If you find beauty and light there instead of darkness, and have an appreciation for what you have found, then the chances that you have found real love are enormously improved. If you are in love with the inner beauty you have found in the other person, and they are in love with the inner beauty they have found in you, the likelihood is that it is real love and not fantasy. If this is a shared beauty, this is the basis for a lasting love—a love that will last beyond physical life and through all eternity.
Of course, the most wonderful sharing you can have with another person is the sharing of God. As described earlier, God is the very essence of Love. Real love is being able to share that Divine Love by first opening your heart to God, and then opening it to another person’s heart, which is occupied by God.
Finally, to even more clearly define whether it is love or fantasy in your mind, ask yourself this: “Who is my best friend?” If you can unequivocally answer that the other person is your best friend—and the best friend you’ve ever had—the chances are very favorable that you are experiencing real love rather than fantasy.

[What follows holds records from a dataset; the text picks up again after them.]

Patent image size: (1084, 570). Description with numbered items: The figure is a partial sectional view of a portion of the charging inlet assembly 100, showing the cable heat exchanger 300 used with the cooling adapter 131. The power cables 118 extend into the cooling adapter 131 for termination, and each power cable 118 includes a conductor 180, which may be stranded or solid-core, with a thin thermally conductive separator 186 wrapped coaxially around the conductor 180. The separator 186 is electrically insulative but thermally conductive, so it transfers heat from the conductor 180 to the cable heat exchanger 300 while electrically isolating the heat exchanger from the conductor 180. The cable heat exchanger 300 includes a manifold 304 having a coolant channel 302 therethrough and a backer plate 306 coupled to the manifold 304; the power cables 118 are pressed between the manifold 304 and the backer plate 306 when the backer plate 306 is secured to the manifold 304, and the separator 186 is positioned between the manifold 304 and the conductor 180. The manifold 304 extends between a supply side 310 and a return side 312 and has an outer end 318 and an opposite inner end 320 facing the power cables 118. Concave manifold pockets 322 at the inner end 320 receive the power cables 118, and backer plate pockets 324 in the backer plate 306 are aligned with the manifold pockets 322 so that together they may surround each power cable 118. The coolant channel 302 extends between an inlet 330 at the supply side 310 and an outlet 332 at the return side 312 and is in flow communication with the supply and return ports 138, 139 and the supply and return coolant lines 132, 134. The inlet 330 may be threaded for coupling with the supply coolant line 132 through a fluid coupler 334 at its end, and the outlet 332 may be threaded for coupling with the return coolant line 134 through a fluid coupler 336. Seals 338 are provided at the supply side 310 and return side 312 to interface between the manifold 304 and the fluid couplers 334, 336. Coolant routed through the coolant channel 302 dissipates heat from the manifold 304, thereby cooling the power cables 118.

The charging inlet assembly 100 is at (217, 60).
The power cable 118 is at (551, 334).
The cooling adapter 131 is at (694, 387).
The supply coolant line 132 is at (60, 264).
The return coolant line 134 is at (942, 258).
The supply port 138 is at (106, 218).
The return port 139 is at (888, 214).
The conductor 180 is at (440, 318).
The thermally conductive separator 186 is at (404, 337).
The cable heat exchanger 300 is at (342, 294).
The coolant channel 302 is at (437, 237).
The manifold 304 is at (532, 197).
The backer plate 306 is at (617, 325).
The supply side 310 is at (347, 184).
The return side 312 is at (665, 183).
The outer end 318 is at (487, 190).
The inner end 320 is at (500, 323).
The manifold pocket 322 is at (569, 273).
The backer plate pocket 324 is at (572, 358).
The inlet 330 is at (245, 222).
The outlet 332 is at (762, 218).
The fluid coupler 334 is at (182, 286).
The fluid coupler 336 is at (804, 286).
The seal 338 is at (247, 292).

Being best friends means you are on the same mental and spiritual wavelength, where you are so in tune with each other you can almost finish each other’s sentences or thoughts. With your best friend there is a trusting freedom to think and be yourself. And things you would say to no one else, you would say to them.
That kind of trust is a spiritual trust. It is a sacred trust between two hearts, both containing God’s Presence. And that kind of trust is a true sign of real love.
Dr. Paul Leon Masters
Reference:
Text taken from Dr. Paul Leon Masters’ “The Theocentric Way of Life,” Volume 4: Module 34.